My parents are still there and a lot of relatives and friends. Before the pandemic, we used to visit every year. Of course, this year we haven’t been able to go. People also ask if I mind the cold and wet weather here, but I can walk to Altnagelvin from my home and it’s just a drizzle. Back home in monsoon season streets will be flooded. In the summer it will be 45 degrees Celsius and in winters it will be -8 so Derry’s weather is not bad to be honest.
What tips do you have for ageing well or ageing healthily?
Studies have been done on a population clusters in Japan/Italy and many other countries where many, many people live to 100 years; they drink wine and smoke, no problem, the main thing is their life is centred around community – no issues whatsoever in Derry, everyone knows everyone! – but they also eat very healthily and walk a lot. So minor things can actually have a big impact on ageing. Mental health is very important too – I’ve now started to think in terms of emotional ‘hygiene’.

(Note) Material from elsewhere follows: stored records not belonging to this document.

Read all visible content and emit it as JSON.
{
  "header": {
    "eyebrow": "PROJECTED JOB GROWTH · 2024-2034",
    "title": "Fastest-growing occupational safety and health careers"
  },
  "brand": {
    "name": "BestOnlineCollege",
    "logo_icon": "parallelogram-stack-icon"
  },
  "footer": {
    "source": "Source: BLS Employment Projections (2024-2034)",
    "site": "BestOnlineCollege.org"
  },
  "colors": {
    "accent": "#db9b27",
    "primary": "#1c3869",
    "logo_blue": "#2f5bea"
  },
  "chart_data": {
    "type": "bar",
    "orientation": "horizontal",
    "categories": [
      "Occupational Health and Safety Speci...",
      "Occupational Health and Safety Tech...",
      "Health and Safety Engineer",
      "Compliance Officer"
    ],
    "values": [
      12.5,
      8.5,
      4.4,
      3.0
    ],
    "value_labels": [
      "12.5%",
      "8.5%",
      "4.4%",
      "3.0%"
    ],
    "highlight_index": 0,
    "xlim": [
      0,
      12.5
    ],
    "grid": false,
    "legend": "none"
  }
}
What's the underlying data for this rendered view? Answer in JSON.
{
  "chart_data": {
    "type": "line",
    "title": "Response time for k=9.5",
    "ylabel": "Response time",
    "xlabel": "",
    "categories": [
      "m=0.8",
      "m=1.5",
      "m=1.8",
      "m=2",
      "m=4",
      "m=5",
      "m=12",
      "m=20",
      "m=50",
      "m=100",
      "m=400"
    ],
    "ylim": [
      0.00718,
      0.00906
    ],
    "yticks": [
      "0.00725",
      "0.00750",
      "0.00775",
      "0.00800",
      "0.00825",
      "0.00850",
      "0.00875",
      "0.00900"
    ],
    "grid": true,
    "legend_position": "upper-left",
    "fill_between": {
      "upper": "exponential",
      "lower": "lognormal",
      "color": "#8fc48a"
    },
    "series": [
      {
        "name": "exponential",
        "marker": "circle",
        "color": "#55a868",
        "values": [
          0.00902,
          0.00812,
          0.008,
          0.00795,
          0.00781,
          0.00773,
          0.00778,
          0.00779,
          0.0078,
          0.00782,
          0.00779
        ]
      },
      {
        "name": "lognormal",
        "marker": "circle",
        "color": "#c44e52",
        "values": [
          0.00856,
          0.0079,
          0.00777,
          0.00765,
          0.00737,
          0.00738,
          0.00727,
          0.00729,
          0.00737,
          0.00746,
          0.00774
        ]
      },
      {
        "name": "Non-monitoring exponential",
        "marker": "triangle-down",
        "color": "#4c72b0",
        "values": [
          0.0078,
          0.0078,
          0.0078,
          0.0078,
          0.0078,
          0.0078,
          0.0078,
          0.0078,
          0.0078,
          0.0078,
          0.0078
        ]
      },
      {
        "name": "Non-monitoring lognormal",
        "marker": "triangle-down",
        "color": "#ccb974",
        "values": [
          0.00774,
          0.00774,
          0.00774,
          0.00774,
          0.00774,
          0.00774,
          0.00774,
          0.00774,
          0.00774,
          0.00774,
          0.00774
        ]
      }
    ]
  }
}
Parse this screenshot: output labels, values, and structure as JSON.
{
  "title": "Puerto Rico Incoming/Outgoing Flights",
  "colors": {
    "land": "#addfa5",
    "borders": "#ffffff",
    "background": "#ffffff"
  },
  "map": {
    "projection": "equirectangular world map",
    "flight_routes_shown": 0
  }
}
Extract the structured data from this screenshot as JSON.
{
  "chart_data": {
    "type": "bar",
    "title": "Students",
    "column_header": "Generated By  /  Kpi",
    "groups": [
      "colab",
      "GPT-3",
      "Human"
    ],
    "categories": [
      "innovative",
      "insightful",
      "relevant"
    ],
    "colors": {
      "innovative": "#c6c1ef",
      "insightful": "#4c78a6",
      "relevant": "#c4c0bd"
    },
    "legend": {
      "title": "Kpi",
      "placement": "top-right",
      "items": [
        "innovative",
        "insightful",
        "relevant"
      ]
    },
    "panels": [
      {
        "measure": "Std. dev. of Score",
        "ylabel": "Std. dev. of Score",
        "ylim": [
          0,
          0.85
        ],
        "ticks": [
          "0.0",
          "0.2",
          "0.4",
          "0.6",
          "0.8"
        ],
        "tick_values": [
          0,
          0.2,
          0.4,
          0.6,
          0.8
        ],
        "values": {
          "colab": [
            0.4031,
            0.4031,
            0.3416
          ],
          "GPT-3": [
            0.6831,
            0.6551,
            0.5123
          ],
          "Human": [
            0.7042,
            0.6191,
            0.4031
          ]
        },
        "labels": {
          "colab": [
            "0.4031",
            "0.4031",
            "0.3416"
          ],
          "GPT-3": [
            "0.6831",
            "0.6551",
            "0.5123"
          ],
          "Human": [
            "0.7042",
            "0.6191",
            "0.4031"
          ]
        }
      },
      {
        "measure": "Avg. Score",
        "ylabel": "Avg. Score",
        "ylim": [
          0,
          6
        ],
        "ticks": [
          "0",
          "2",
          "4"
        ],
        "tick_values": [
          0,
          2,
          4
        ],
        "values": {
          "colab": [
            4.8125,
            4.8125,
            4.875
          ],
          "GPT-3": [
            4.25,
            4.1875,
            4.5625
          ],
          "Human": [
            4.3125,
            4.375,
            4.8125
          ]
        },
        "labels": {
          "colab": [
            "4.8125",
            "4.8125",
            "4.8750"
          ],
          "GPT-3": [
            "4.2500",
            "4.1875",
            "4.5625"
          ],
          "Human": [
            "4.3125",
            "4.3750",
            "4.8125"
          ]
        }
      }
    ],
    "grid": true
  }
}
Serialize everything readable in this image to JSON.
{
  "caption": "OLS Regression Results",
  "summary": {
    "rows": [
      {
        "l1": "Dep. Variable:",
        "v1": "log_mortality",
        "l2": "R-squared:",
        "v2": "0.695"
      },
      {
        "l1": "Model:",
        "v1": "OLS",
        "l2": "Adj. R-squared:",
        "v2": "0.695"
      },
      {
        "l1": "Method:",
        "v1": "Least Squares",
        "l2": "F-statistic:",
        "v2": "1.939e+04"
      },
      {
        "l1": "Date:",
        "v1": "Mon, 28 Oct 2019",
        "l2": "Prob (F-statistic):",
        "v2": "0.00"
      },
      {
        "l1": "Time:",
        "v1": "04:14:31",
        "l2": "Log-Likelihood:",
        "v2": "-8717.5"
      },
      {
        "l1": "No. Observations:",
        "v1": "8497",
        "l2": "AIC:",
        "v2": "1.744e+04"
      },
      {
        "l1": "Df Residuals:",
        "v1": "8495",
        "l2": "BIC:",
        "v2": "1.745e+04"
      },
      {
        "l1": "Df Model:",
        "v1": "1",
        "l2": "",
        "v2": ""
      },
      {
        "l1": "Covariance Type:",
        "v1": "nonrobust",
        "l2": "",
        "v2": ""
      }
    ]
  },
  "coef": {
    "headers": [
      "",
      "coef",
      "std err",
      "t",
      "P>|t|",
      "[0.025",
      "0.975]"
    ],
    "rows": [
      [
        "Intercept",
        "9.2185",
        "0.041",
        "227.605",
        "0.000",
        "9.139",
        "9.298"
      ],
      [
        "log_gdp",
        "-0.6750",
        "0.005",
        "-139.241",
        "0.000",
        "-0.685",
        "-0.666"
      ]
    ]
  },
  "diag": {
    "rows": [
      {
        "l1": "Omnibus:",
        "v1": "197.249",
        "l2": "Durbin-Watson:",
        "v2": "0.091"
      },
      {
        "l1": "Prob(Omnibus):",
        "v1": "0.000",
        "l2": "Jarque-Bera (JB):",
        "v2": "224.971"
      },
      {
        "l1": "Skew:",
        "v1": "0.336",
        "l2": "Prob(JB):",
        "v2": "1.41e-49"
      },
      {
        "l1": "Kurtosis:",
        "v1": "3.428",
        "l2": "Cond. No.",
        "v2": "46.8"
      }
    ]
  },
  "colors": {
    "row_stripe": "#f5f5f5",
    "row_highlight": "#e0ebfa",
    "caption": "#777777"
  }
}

Can you tell us about what you’re working on at the moment?
I work on a process called cell senescence. Cells, when they encounter damage, stop dividing or they enter into a state we call cell senescence. It’s a stress response in a way. As we grow old, we start to accumulate these cells. These cells aren’t idle and quiet, they secrete proteins and they can cause many age associated diseases. We can detect these proteins several years in advance of development of disease, so one of the projects is predicting the risk of cardiovascular disease based upon the levels of these proteins. We are trying to predict who’s going to get a heart attack, just by looking at a combination of some of the proteins, then combining it with artificial intelligence and machine learning. With 99% accuracy, the algorithm is predicting the correct scenarios.
It’s not a good idea to have these cells accumulating in our body, so we also do high throughput drug screens that selectively kill these cells. We want to keep the healthy cells as they are, and if there are senescent cells, we want to target them, eliminate them, and study them. Studies are showing that senolytics [the branch of medicine that tackles these cells] works, even in the context of Alzheimer’s, motor neurone disease, many associated diseases.
You’re a weekend YouTuber too! Tell us about that.
I’ve started a YouTube channel teaching people about capital, labour, small investments, healthy eating and also responsible drinking. People think entrepreneurship is wealth-given, that is absolutely incorrect, entrepreneurialism can be taught. 88% of the world’s wealth creators are self-made. I’m always a big believer in whenever opportunity presents, you should take it. In 3 weeks since I started it, it has gone crazy with 2K subscribers so must be doing something correct.